At the top level, architects can filter by:
Category — Mapped to the taxonomy
MasterFormat Section — Aligned with their specification structure
Manufacturer — To browse within a brand
Special Requirements — Project-specific criteria, such as sustainability
Primary Material — For material-driven searches
As they narrow their search, dynamic filters surface product-specific attributes relevant to the category — for example, performance class and glazing specs when searching windows, or fire rating and material type for other categories.
The result: your products appear in front of architects who are specifically looking for what you make, filtered to match their actual project requirements.
How This Benefits You as a Manufacturer
Your products are discoverable in context.
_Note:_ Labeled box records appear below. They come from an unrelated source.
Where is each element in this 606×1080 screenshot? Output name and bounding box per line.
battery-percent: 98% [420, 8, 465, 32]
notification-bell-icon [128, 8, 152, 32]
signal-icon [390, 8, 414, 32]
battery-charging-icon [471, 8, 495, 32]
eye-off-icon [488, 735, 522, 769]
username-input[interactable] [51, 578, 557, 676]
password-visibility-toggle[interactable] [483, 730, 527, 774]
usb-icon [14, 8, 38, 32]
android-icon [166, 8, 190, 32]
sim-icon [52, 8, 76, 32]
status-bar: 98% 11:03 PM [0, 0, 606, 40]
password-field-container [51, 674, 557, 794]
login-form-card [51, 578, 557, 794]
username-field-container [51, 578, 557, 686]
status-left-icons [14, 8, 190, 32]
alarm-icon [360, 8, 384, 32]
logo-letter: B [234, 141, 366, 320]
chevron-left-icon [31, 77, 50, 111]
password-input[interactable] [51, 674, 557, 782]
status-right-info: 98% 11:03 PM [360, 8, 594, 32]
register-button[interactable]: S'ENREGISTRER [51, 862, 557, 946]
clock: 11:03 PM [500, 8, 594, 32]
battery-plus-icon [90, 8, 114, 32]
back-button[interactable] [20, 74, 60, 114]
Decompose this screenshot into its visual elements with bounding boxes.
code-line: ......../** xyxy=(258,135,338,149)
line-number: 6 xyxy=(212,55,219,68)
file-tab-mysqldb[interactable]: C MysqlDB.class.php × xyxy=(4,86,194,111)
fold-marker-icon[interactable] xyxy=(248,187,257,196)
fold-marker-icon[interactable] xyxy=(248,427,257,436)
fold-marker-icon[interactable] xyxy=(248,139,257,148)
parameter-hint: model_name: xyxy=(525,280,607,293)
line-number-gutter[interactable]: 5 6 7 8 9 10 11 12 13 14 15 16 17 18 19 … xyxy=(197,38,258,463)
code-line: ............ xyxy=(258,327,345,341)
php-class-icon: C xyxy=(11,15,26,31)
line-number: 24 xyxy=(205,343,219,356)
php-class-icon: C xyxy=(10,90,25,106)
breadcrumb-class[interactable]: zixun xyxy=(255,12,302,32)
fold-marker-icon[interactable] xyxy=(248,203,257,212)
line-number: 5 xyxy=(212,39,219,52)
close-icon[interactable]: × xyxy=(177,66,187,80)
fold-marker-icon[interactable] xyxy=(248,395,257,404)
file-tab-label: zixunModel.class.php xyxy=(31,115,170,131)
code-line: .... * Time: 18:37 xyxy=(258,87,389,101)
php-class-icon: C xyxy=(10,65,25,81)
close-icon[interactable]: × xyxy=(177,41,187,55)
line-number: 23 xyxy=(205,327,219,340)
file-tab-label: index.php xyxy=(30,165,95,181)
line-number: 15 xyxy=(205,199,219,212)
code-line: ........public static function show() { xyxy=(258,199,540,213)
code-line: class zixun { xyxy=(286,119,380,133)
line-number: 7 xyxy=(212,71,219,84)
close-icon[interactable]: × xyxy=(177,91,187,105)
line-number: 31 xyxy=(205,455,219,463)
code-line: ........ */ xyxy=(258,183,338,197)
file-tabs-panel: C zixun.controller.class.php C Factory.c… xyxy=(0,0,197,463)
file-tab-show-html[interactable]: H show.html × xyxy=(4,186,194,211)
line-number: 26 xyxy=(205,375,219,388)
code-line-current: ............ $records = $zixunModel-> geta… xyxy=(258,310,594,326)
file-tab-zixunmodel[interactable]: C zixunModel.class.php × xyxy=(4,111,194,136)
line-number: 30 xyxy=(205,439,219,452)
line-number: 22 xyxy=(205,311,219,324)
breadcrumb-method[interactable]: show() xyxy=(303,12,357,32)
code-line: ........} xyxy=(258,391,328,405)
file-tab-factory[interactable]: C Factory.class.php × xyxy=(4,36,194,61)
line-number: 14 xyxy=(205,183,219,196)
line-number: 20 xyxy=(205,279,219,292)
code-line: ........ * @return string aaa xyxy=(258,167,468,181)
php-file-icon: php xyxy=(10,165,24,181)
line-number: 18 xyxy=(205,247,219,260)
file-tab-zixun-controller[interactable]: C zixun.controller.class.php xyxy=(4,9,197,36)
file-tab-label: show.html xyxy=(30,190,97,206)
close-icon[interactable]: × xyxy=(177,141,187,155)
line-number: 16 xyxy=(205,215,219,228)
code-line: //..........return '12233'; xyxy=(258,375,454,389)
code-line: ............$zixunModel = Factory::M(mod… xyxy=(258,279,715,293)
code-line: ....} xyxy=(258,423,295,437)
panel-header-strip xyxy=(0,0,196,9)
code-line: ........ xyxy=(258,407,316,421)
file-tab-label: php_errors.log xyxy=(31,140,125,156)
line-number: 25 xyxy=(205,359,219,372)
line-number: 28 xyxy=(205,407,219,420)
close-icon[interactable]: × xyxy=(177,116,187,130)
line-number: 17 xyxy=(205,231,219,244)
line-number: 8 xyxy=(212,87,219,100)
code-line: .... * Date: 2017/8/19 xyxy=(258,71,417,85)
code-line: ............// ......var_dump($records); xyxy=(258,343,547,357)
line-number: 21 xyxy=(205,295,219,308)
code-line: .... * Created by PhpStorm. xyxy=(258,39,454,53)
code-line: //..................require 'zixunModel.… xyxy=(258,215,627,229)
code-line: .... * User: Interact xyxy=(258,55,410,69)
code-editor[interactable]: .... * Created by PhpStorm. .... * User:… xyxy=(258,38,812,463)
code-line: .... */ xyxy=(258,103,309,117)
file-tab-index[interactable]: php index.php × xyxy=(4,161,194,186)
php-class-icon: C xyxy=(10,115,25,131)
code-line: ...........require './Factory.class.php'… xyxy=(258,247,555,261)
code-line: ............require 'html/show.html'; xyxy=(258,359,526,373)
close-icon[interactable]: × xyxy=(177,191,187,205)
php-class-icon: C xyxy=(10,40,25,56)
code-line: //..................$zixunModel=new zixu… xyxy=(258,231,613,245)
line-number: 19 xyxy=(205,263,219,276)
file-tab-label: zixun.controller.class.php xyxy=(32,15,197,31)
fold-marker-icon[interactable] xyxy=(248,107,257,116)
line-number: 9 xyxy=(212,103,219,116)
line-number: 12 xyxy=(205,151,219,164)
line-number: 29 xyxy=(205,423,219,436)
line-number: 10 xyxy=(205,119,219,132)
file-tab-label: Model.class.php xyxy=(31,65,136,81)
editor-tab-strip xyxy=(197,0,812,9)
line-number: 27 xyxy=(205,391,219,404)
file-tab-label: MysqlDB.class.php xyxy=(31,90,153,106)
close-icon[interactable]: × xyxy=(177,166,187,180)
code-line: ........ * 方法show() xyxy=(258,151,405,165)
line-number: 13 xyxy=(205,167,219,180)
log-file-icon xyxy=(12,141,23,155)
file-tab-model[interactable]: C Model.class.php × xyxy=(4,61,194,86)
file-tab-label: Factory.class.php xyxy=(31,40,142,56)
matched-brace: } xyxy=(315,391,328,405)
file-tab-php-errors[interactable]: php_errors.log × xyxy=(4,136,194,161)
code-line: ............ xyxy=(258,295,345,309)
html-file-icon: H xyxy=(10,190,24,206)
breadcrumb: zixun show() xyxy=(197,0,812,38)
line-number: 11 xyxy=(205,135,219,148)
Because Acelab's taxonomy references MasterFormat — the same system architects use to build specs — your products surface at the exact moment an architect is specifying that product type. You're not competing for general attention; you're appearing in the right section of their workflow.
Standardized data levels the comparison playing field. When architects compare products side by side on Acelab, they're comparing structured data: performance values, dimensions, certifications, and design options presented in a consistent format. If your product data is complete and accurate, it speaks for itself. Architects can evaluate your products without hunting through PDFs or contacting a rep just to get basic specs.
Complete data reduces friction before a conversation starts. Architects often do significant research before reaching out. When your product data is thorough, they arrive at a Rep Connect request or product inquiry already informed — which means shorter sales cycles and more productive conversations.
Your data is maintained to a consistent standard. Acelab works with manufacturers to ensure product data is accurate, current, and properly classified. This is an ongoing investment, not a one-time import. As your product line evolves, the data in Acelab should reflect it.